The sound of it sent a shiver down my spine. It was deeper than I remembered. It sounded rougher and tired. It lacked the arrogant boom it had possessed five years ago.

"We just want to get this over with," Kael said. "Where is he?"

I waited three seconds. I let the silence stretch until it was uncomfortable.

Then I spun the chair around.

"He is a she," I said. My voice was smooth and cool.

I watched the realization hit them in slow motion.

Kael stood in the center of the room. He looked older. There were lines of stress around his eyes and gray hairs at his temples. His suit was expensive but worn at the cuffs. He looked like a king who had lost his crown.

Siena stood next to him. She wore a white designer dress and gripped a Chanel bag. She looked exactly the same, though perhaps her eyes were harder.

Marcus the Beta and the Gamma stood behind them.

When I turned, Kael was looking at his watch. He glanced up impatiently.

His eyes met mine.

He froze. His mouth opened slightly, but no sound came out. The color drained from his face, leaving him ghostly pale. He stumbled back a step as if I had physically struck him.

"Elara?" he whispered. The name sounded like a prayer and a curse all at once.

Siena gasped. She dropped her Chanel bag. It hit the floor with a heavy thud.

"No," Siena hissed. Her eyes darted over my suit, my hair, and the opulent office. "This is impossible. You are dead. You died in the woods."

"Disappointing, isn't it?" I said dryly. I did not stand up. I stayed seated on my throne. "Please. Sit down. You are cluttering my view."

Kael did not move. He stared at me with a hunger that made my skin crawl. He took a step forward. His hand reached out instinctively.

"Elara," he said again. His voice cracked. "You... you are alive."

"I am," I said. I opened the black file on my desk. "And according to this file, I own your debt. I own your mortgage. And as of this morning, I own forty percent of your territory's logging rights."

I looked up at him. I let a small and cruel smile play on my lips.

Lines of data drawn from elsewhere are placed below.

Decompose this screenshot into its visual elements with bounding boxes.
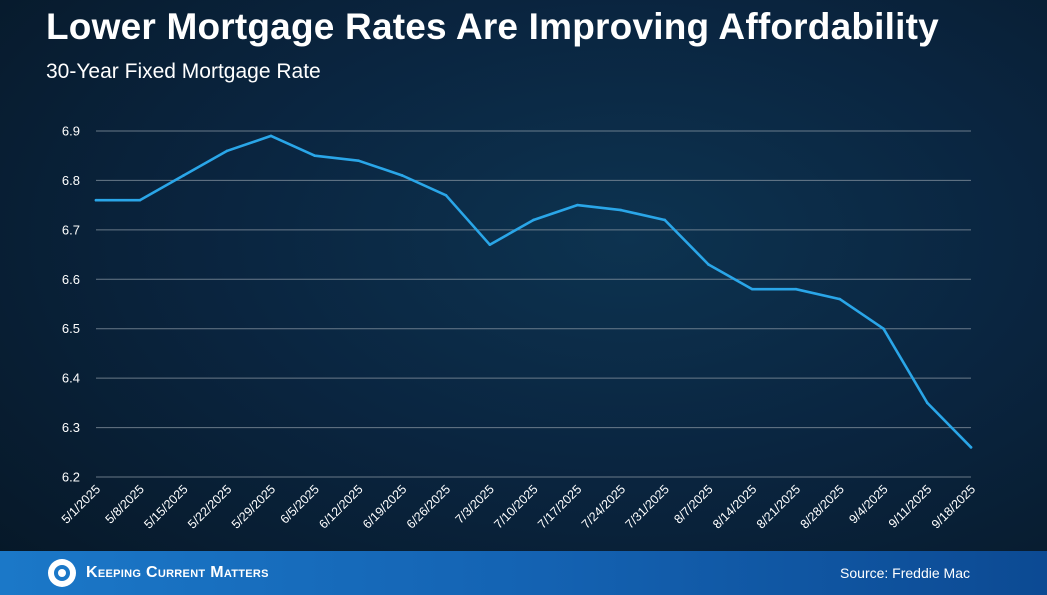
- data-point: [838, 297, 842, 301]
- page-title: Lower Mortgage Rates Are Improving Affor…: [46, 6, 939, 47]
- brand-name: Keeping Current Matters: [86, 564, 269, 581]
- data-point: [313, 154, 317, 158]
- y-tick-label: 6.3: [62, 420, 80, 435]
- mortgage-rate-line-chart: 6.2 6.3 6.4 6.5 6.6 6.7 6.8 6.9 5/1/2025 5/8/202…: [59, 124, 978, 531]
- data-point: [400, 174, 404, 177]
- data-point: [444, 193, 448, 197]
- data-point: [925, 401, 929, 405]
- x-tick-label: 9/4/2025: [846, 482, 890, 526]
- series-layer: [94, 134, 973, 449]
- data-point: [750, 287, 754, 291]
- grid-lines: [96, 130, 971, 478]
- y-tick-label: 6.8: [62, 173, 80, 188]
- data-point: [357, 159, 360, 162]
- x-tick-label: 8/28/2025: [798, 482, 847, 531]
- data-point: [532, 218, 535, 222]
- data-point: [575, 203, 579, 207]
- x-tick-label: 7/3/2025: [453, 482, 497, 526]
- y-tick-label: 6.2: [62, 470, 80, 485]
- x-tick-label: 9/18/2025: [929, 482, 978, 531]
- data-point: [488, 243, 492, 246]
- x-axis-ticks: 5/1/2025 5/8/20255/15/20255/22/20255/29/2…: [59, 482, 978, 531]
- logo-swirl-icon: [48, 559, 76, 587]
- x-tick-label: 9/11/2025: [886, 482, 935, 531]
- x-tick-label: 5/8/2025: [103, 482, 147, 526]
- x-tick-label: 8/7/2025: [671, 482, 715, 526]
- y-tick-label: 6.6: [62, 272, 80, 287]
- data-point: [269, 134, 273, 138]
- x-tick-label: 5/15/2025: [141, 482, 190, 531]
- x-tick-label: 7/10/2025: [491, 482, 540, 531]
- y-tick-label: 6.5: [62, 321, 80, 336]
- x-tick-label: 6/5/2025: [278, 482, 322, 526]
- x-tick-label: 7/31/2025: [623, 482, 672, 531]
- series-line: [94, 134, 973, 449]
- data-point: [707, 263, 710, 266]
- x-tick-label: 7/24/2025: [579, 482, 628, 531]
- data-point: [882, 327, 885, 331]
- data-point: [619, 208, 623, 212]
- data-point: [663, 218, 667, 222]
- footer-bar: Keeping Current Matters Source: Freddie …: [0, 551, 1047, 595]
- data-point: [225, 149, 229, 153]
- x-tick-label: 5/1/2025: [59, 482, 103, 526]
- data-point: [94, 198, 98, 202]
- y-tick-label: 6.9: [62, 124, 80, 139]
- data-point: [182, 174, 185, 177]
- brand-logo: Keeping Current Matters: [48, 559, 269, 587]
- x-tick-label: 8/14/2025: [710, 482, 759, 531]
- x-tick-label: 6/26/2025: [404, 482, 453, 531]
- y-tick-label: 6.4: [62, 371, 80, 386]
- data-point: [969, 446, 973, 449]
- x-tick-label: 6/19/2025: [360, 482, 409, 531]
- x-tick-label: 5/29/2025: [229, 482, 278, 531]
- x-tick-label: 5/22/2025: [185, 482, 234, 531]
- data-point: [794, 287, 798, 291]
- x-tick-label: 8/21/2025: [754, 482, 803, 531]
- x-tick-label: 7/17/2025: [535, 482, 584, 531]
- x-tick-label: 6/12/2025: [316, 482, 365, 531]
- y-tick-label: 6.7: [62, 222, 80, 237]
- y-axis-ticks: 6.2 6.3 6.4 6.5 6.6 6.7 6.8 6.9: [62, 124, 80, 485]
- source-credit: Source: Freddie Mac: [840, 565, 970, 581]
- data-point: [138, 198, 142, 202]
- chart-subtitle: 30-Year Fixed Mortgage Rate: [46, 60, 321, 83]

"So, Alpha Blackwood," I said. "You can stop looking at me like you have seen a ghost. You are not here to reunite with an old friend. You are here to beg the bank for a loan. And I am the bank."

Kael stared at me. The shock began to fade, replaced by confusion and a dawning horror. He realized the power dynamic had not just shifted. It had inverted completely.

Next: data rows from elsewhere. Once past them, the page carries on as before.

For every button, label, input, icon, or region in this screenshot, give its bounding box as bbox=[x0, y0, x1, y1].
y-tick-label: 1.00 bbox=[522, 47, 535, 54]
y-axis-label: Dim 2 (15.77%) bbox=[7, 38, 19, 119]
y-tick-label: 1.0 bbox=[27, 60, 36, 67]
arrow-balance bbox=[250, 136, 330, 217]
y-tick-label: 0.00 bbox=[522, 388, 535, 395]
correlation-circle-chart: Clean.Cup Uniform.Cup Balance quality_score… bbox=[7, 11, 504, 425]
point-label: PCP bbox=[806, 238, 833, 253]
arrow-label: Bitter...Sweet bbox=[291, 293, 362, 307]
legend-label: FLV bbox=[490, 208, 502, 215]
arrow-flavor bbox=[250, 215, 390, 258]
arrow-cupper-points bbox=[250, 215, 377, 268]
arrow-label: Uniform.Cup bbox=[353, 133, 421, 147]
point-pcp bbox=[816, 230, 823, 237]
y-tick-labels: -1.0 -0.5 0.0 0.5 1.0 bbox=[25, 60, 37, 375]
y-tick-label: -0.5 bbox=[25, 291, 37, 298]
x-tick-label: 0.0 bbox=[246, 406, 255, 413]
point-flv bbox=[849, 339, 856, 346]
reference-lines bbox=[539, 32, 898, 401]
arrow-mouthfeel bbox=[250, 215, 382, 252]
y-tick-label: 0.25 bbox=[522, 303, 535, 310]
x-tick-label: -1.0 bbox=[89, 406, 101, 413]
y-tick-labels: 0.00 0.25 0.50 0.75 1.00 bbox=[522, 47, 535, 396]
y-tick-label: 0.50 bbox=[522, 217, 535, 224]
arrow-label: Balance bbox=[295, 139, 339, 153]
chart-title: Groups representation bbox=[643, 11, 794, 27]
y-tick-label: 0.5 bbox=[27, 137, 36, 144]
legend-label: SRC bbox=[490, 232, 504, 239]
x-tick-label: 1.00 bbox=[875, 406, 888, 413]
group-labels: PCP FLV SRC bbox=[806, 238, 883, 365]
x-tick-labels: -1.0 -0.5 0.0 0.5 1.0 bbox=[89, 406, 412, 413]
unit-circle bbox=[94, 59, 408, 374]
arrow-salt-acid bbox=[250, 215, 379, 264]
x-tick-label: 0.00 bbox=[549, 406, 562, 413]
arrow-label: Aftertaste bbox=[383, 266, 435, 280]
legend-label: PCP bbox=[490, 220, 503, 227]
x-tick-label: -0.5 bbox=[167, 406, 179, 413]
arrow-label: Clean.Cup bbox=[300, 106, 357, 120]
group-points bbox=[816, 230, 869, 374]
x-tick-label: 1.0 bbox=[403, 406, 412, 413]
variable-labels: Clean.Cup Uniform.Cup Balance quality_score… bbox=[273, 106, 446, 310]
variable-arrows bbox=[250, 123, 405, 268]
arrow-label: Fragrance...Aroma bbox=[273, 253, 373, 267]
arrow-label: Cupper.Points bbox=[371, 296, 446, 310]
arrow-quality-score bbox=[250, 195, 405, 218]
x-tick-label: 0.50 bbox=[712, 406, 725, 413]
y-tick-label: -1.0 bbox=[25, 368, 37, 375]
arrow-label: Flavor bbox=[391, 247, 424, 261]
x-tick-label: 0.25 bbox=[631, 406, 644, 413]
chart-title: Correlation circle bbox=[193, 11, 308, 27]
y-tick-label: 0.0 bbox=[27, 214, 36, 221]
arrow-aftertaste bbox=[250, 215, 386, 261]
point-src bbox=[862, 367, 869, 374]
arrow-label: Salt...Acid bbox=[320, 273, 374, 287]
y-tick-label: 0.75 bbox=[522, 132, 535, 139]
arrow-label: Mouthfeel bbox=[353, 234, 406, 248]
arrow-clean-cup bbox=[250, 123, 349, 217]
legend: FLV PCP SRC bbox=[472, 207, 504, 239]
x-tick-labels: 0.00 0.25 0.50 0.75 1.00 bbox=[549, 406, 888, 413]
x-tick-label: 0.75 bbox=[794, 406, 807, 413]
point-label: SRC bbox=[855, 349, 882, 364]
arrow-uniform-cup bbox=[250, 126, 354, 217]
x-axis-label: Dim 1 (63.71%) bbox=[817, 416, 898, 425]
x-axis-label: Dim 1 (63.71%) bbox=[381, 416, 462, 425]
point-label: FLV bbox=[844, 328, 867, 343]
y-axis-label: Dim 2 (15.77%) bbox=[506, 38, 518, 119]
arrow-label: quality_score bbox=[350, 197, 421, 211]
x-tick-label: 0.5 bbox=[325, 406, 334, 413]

"You own Vance Global?" he asked hoarsely.

"I am Vance Global," I corrected. "Now, sit down. You have eight minutes left."

Kael slowly lowered himself into the chair opposite my desk. He looked small. He looked defeated.

But as he sat, I saw his nostrils flare. He was scenting the air. He was smelling the office.

He frowned.

"You smell different," he murmured. "You smell... like a mother."

The air in the room vanished.

I kept my face perfectly still.

"I have a dog," I said flatly. "Now. Page one. Let us discuss your incompetence."